People v. Lee

— Appeal by the defendant from a judgment of the Supreme Court, Queens County (Sharpe, J.), rendered September 24, 1982, convicting him of assault in the first degree, upon a jury verdict, and imposing sentence as a second felony offender.

Judgment affirmed.

We find no merit to the defendant’s claims that he was tried without a valid indictment. The record discloses that the case was presented to a Grand Jury in October 1981, but that the defendant was not indicted until December 30, 1981. His release earlier that month was not due to the dismissal of any indictment but due to the requirement of CPL 190.80 that a *733defendant be released if he has been confined for more than 45 days without any Grand Jury action.

During the trial, some of the prosecutrix’s comments during her cross-examination of the defendant and during summation, concerning the defendant’s motive for the assault, had dubious factual foundation and would have been better left unsaid. However, these comments did not operate to deprive the defendant of a fair trial, both because the remarks were isolated within an otherwise proper presentation and because the evidence of guilt was overwhelming.

The defendant was properly sentenced as a second felony offender.
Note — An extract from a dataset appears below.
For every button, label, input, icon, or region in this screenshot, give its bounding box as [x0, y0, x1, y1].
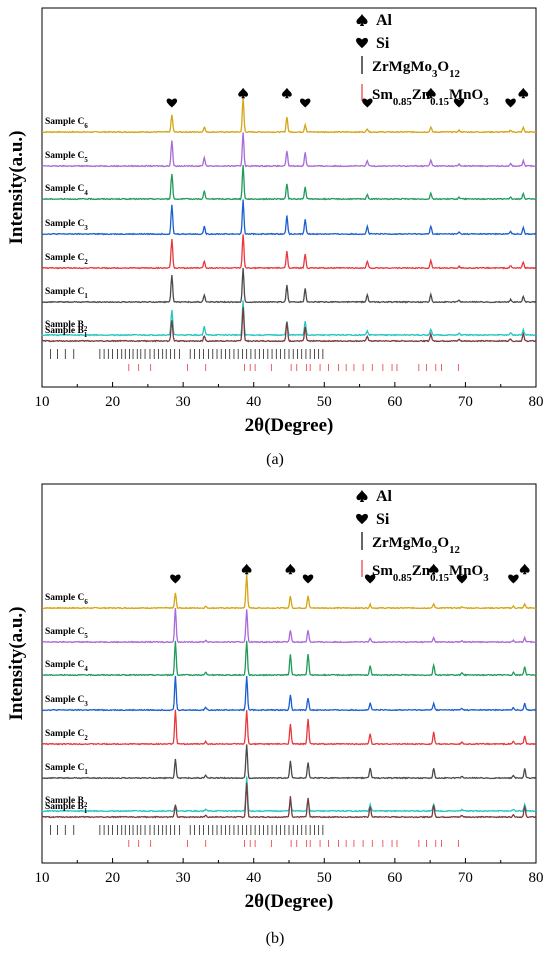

He admitted the prior conviction and did not challenge its constitutionality. He only claimed that the conviction was not for a felony. The record is clear that the prior conviction, rendered on May 9, 1974, was for attempted possession of a weapon, to wit, a loaded shotgun. The crime of possession of a weapon was a class D felony in 1974 (see, Penal Law former § 265.05 [2], repealed L 1974, ch 1041, § 2), and remains so classified under the Penal Law, as amended, as criminal possession of a weapon in the third degree (see, Penal Law § 265.02 [4], added L 1974, ch 1041, § 3). An attempt to commit this offense was, and remains, a class E felony (see, Penal Law § 110.05 [6]), and the defendant was so advised at the time of his guilty plea in 1974. All the allegations necessary for a finding that the defendant was a second felony offender were thus established and a hearing was not required (see, CPL 400.21 [4], [5]).

We have examined the defendant’s remaining contentions and have found them to be without merit. Mangano, J. P., Gibbons, Lawrence and Kunzeman, JJ., concur.